Within the context of literature on stability of switched systems, this paper provided conditions on the switching signals such that a switched nonlinear system with inputs, resets and unstable modes is ISS or iISS. In particular, we considered the case where the decay or growth rates of all subsystems are allowed to be nonlinear, and the changes of Lyapunov function values at switching instants are also assumed to be nonlinear. Under some mild assumptions on the switched system, and using the hybrid system framework, we derived a mixed ADT and AAT condition which guarantees ISS or iISS of the switched system. Using the main result of our work, switched systems with saturating dynamics and switched bilinear systems were shown to be uniformly iISS over switching signals satisfying this mixed ADT and AAT condition.

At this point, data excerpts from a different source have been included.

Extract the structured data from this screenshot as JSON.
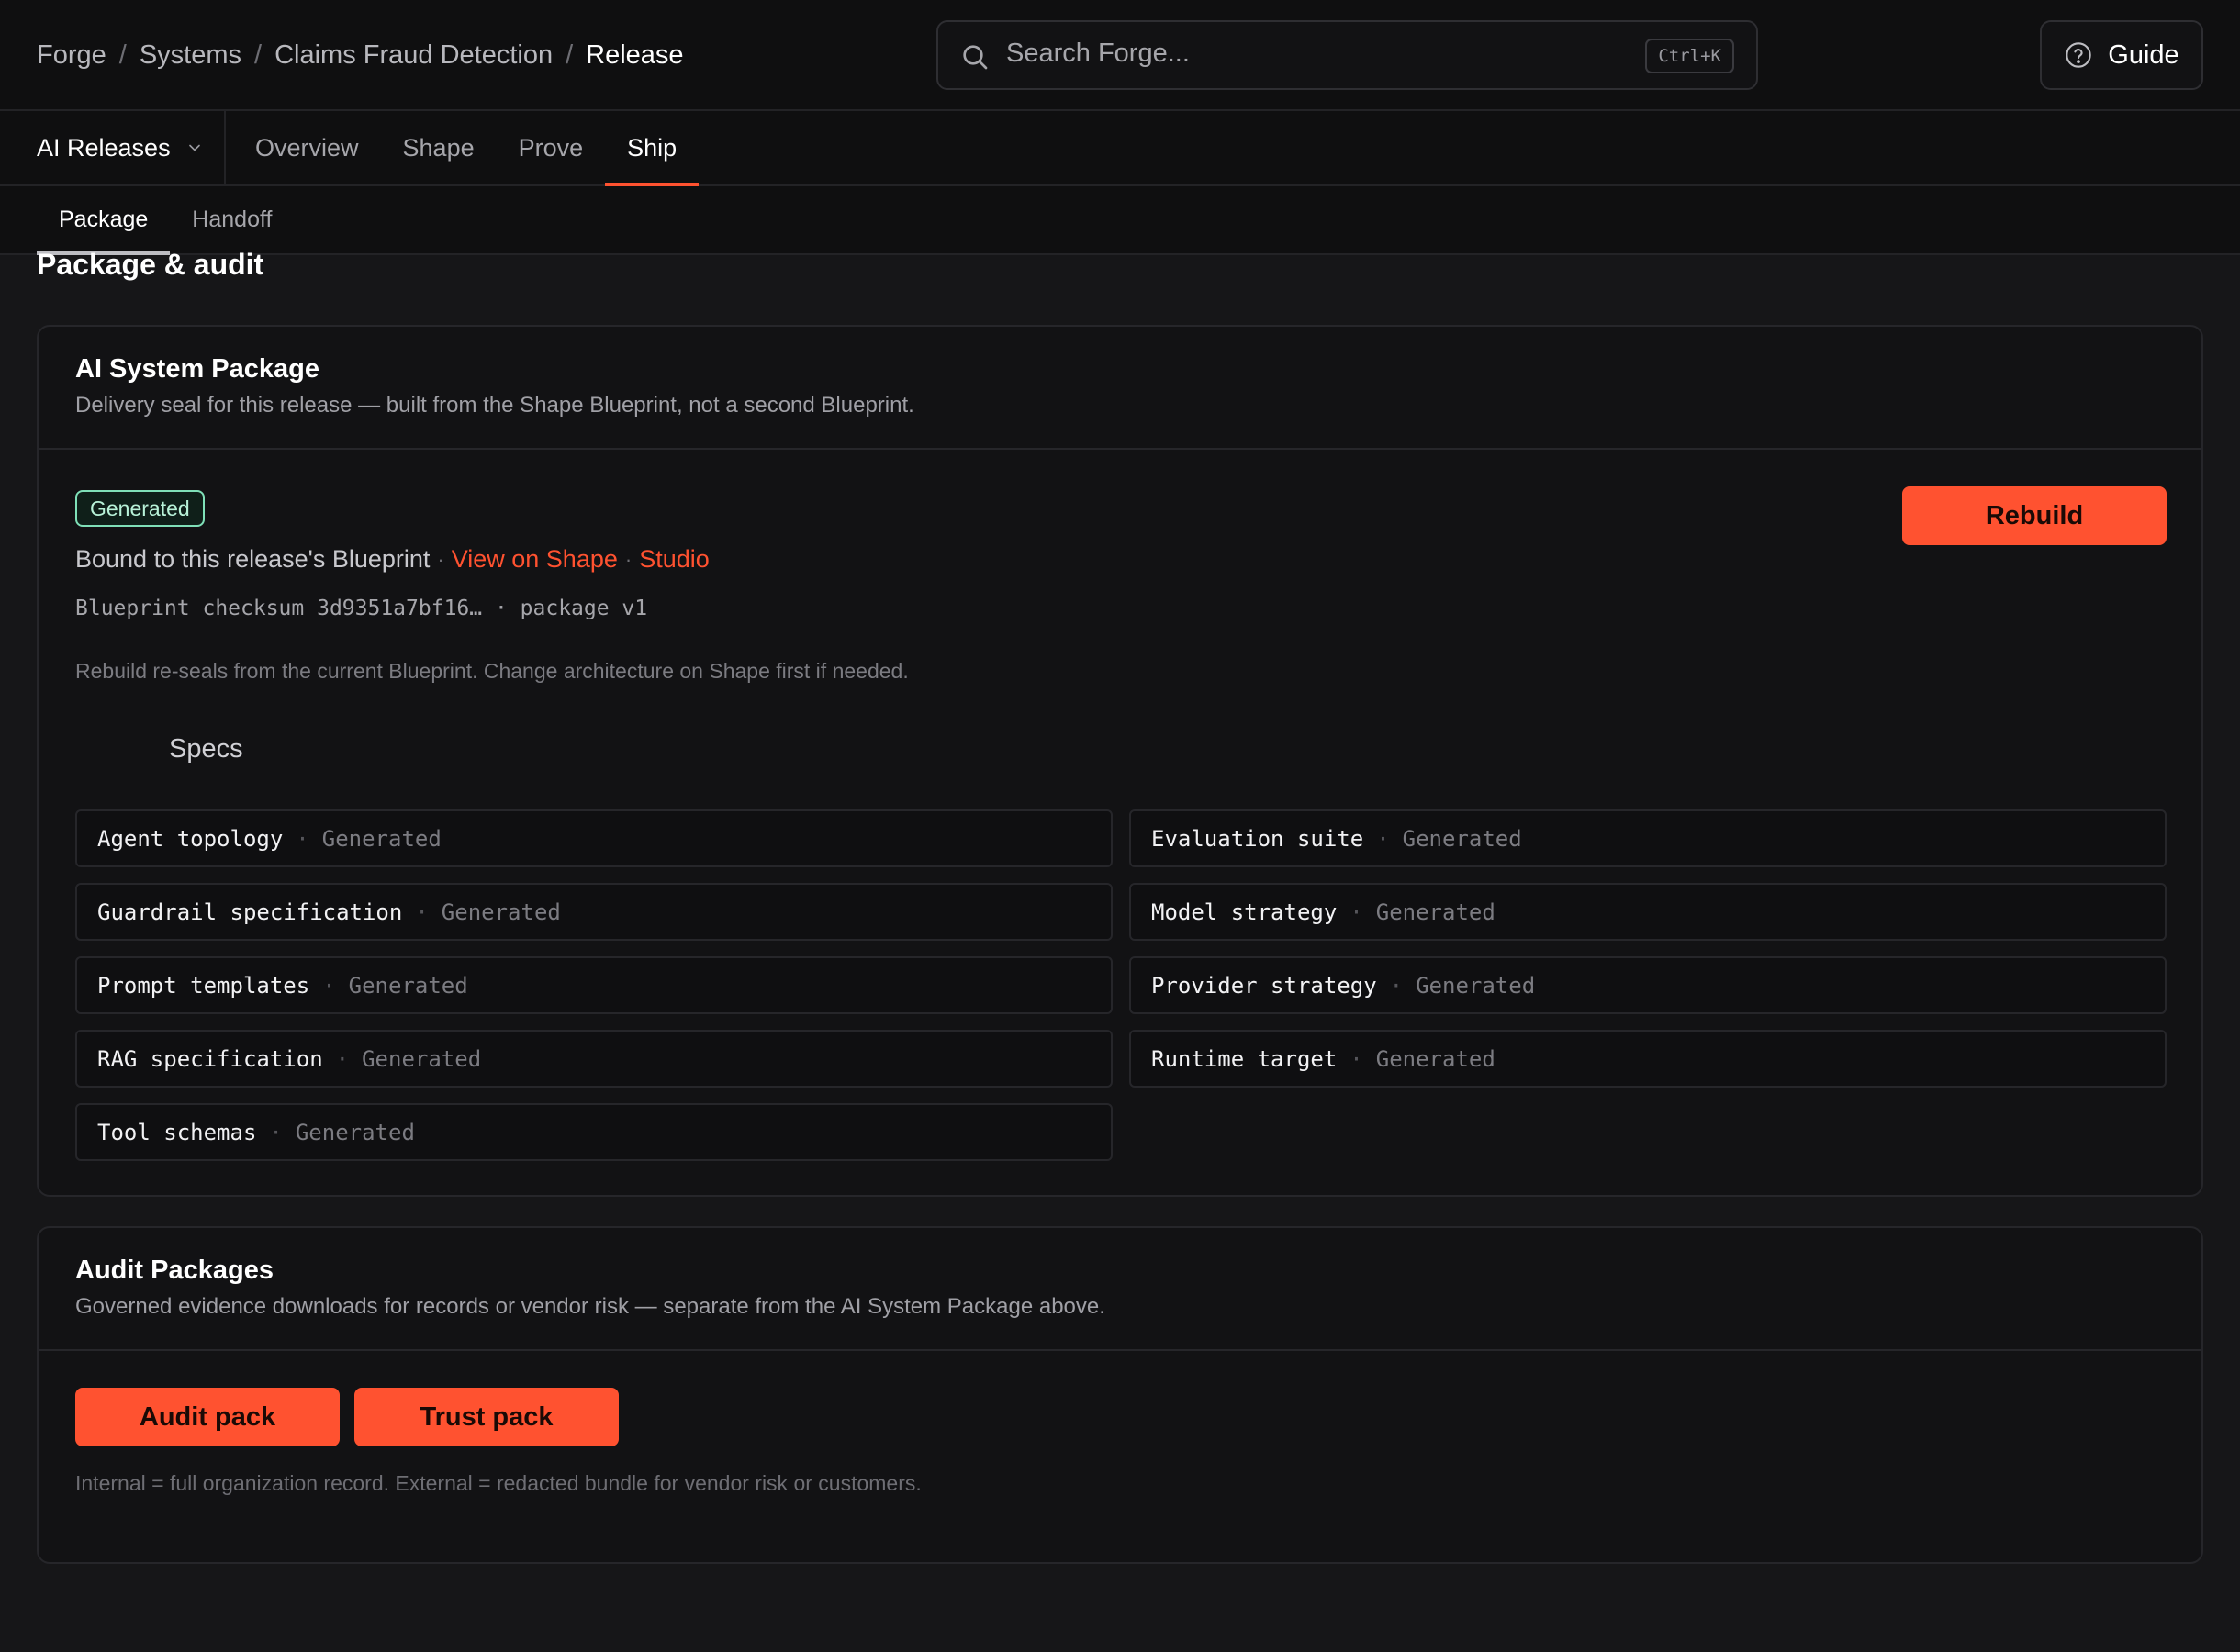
{
  "breadcrumb": {
    "items": [
      "Forge",
      "Systems",
      "Claims Fraud Detection"
    ],
    "current": "Release",
    "separator": "/"
  },
  "search": {
    "placeholder": "Search Forge...",
    "shortcut": "Ctrl+K"
  },
  "guide": {
    "label": "Guide",
    "icon": "help-circle-icon"
  },
  "product_switcher": {
    "label": "AI Releases",
    "icon": "chevron-down-icon"
  },
  "nav": {
    "tabs": [
      {
        "label": "Overview",
        "active": false
      },
      {
        "label": "Shape",
        "active": false
      },
      {
        "label": "Prove",
        "active": false
      },
      {
        "label": "Ship",
        "active": true
      }
    ]
  },
  "subnav": {
    "tabs": [
      {
        "label": "Package",
        "active": true
      },
      {
        "label": "Handoff",
        "active": false
      }
    ]
  },
  "page": {
    "title": "Package & audit"
  },
  "package_card": {
    "title": "AI System Package",
    "description": "Delivery seal for this release — built from the Shape Blueprint, not a second Blueprint.",
    "status_badge": "Generated",
    "bound_text": "Bound to this release's Blueprint",
    "dot": "·",
    "link_view_on_shape": "View on Shape",
    "link_studio": "Studio",
    "checksum": "Blueprint checksum 3d9351a7bf16… · package v1",
    "rebuild_label": "Rebuild",
    "rebuild_note": "Rebuild re-seals from the current Blueprint. Change architecture on Shape first if needed.",
    "specs_title": "Specs",
    "specs": [
      {
        "name": "Agent topology",
        "status": "Generated"
      },
      {
        "name": "Evaluation suite",
        "status": "Generated"
      },
      {
        "name": "Guardrail specification",
        "status": "Generated"
      },
      {
        "name": "Model strategy",
        "status": "Generated"
      },
      {
        "name": "Prompt templates",
        "status": "Generated"
      },
      {
        "name": "Provider strategy",
        "status": "Generated"
      },
      {
        "name": "RAG specification",
        "status": "Generated"
      },
      {
        "name": "Runtime target",
        "status": "Generated"
      },
      {
        "name": "Tool schemas",
        "status": "Generated"
      }
    ]
  },
  "audit_card": {
    "title": "Audit Packages",
    "description": "Governed evidence downloads for records or vendor risk — separate from the AI System Package above.",
    "audit_pack_label": "Audit pack",
    "trust_pack_label": "Trust pack",
    "note": "Internal = full organization record. External = redacted bundle for vendor risk or customers."
  },
  "colors": {
    "accent": "#ff5230",
    "background": "#161618",
    "card": "#121214",
    "badge_border": "#7fe0b8"
  }
}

From a broader viewpoint, in this paper, we restricted ourselves to a certain class of switching signals, and we proposed techniques which relate the parameterization of these switching signals with the nonlinear rates associated with the Lyapunov functions of individual subsystems. There are other classes of switching signals which can be studied. For example, in [15], the notion of ADT is generalized by replacing the affine function of time in the definition of ADT by a more generic function. Similar generalization is also seen in the recent work [9]. Meanwhile, in [20], the authors propose impulse sequences whose impulse frequencies are eventually uniformly bounded, but iISS-related questions have not been investigated for such a class of signals. Thus, a natural question that originates from these works is to find conditions for ISS/iISS of switched systems in the nonlinear setting with different classes of switching signals, and whether the tools proposed in this paper could be used in making such generalizations.